Organizowane ćwiczenia mają charakter planowy. Ich harmonogram został wcześniej ustalony przez dowódców jednostek. Rezerwiści będą uczestniczyć w szkoleniach organizowanych przez jednostki w Ustce oraz Słupsku w maju oraz czerwcu. Wojskowi nie chcą jednak mówić o szczegółach.
W ubiegłym roku budżet Ministerstwa Obrony Narodowej wynosił 32 mld zł. W obecnym zwiększył się do 38 mld. Część tych środków zostanie wykorzystanych na ćwiczenia rezerwistów. W tym roku armia planuje wezwać aż 21 tys. osób. Głównie osoby, które przeszły już zasadniczą służbę wojskową. Jednak od tego roku na ćwiczenia mogą zgłaszać się również osoby z Narodowych Sił Rezerwowych oraz ochotnicy. Wcześniej jednak muszą przyjść do macierzystej komendy uzupełnień. Zgoda na przyjmowanie "chętnych" to zmiana dotychczasowej praktyki.
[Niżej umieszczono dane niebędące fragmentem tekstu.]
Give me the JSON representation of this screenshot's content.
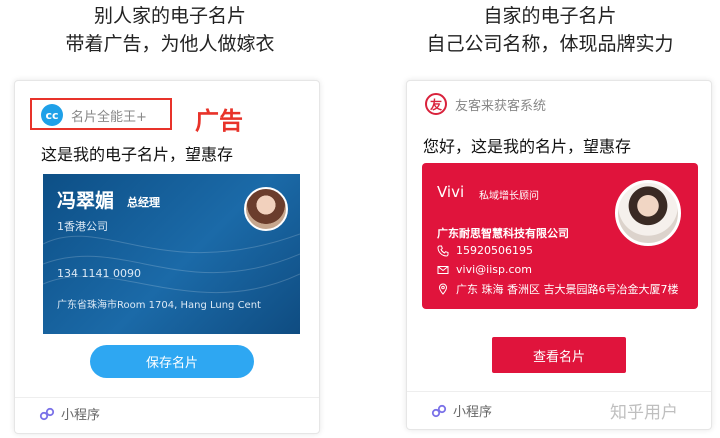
{
  "headings": {
    "left": {
      "line1": "别人家的电子名片",
      "line2": "带着广告，为他人做嫁衣"
    },
    "right": {
      "line1": "自家的电子名片",
      "line2": "自己公司名称，体现品牌实力"
    }
  },
  "left_card": {
    "brand": "名片全能王+",
    "ad_label": "广告",
    "greeting": "这是我的电子名片，望惠存",
    "business_card": {
      "name": "冯翠媚",
      "title": "总经理",
      "company": "1香港公司",
      "phone": "134 1141 0090",
      "address": "广东省珠海市Room 1704, Hang Lung Cent"
    },
    "save_button": "保存名片",
    "footer": "小程序"
  },
  "right_card": {
    "brand": "友客来获客系统",
    "greeting": "您好，这是我的名片，望惠存",
    "business_card": {
      "name": "Vivi",
      "title": "私域增长顾问",
      "company": "广东耐思智慧科技有限公司",
      "phone": "15920506195",
      "email": "vivi@iisp.com",
      "address": "广东 珠海 香洲区 吉大景园路6号冶金大厦7楼"
    },
    "view_button": "查看名片",
    "footer": "小程序"
  },
  "watermark": "知乎用户",
  "colors": {
    "ad_highlight": "#e8332a",
    "left_card_bg": "#1b6aa8",
    "save_button": "#2ea7f2",
    "right_card_bg": "#e0143c"
  },
  "icons": [
    "cc-logo-icon",
    "you-logo-icon",
    "mini-program-icon",
    "phone-icon",
    "email-icon",
    "location-icon"
  ]
}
- Ja na ćwiczeniach byłem ostatni raz 10 lat temu, ale wtedy to było zupełnie inne wojsko. Armia miała inny sprzęt. Nie wiem, czy w tak krótkim czasie nauczę się poprawnie obsługiwać bardziej zaawansowany sprzęt - mówi Wirtualnej Polsce jeden z rezerwistów.
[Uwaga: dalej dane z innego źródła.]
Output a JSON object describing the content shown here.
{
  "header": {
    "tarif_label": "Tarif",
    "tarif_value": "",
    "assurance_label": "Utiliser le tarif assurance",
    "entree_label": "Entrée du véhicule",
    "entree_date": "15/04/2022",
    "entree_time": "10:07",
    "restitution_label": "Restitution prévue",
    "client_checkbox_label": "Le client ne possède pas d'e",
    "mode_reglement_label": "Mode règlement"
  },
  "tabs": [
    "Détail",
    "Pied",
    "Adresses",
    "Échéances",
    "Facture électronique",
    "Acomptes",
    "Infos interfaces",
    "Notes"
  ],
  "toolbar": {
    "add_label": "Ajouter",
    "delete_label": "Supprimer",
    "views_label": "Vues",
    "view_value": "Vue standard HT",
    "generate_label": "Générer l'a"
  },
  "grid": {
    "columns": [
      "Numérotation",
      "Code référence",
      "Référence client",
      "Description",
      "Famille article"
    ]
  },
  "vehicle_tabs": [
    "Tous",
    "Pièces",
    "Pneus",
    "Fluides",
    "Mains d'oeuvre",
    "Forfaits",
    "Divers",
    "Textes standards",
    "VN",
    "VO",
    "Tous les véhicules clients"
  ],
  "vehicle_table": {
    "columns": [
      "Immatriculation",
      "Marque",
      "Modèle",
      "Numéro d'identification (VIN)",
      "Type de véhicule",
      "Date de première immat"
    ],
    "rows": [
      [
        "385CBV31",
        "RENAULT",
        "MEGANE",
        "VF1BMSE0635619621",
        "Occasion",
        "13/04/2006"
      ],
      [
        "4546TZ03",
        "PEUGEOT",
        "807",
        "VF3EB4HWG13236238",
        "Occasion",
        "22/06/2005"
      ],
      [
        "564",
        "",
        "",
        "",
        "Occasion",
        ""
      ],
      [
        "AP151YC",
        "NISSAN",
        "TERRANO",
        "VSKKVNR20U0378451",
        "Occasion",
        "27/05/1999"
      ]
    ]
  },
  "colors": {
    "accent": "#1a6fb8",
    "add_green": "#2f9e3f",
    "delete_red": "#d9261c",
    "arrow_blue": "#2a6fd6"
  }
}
Powołanie na ćwiczenia oznacza przymusowy urlop w pracy. Pracodawca jest zobowiązany do udzielenia zwolnienia bez prawa do wynagrodzenia. Żołnierze otrzymują pieniądze od państwa. Kwota jest naliczana według stopnia wojskowego. W związku z tym miesięczny żołd waha się od 2,1 tys. do 2,4 tys. zł.
Dodatkowo powołanym przysługuje rekompensata za utracone wynagrodzenie oraz zwrot kosztów przejazdu pomiędzy jednostką oraz miejscem zamieszkania. Za niestawienie się na ćwiczenia grozi kara do 3 lat pozbawienia wolności.
Słupska WKU swoim zasięgiem działania obejmuje obszar o powierzchni ponad trzech tys. km kw., zamieszkały przez około 263 tys. ludzi.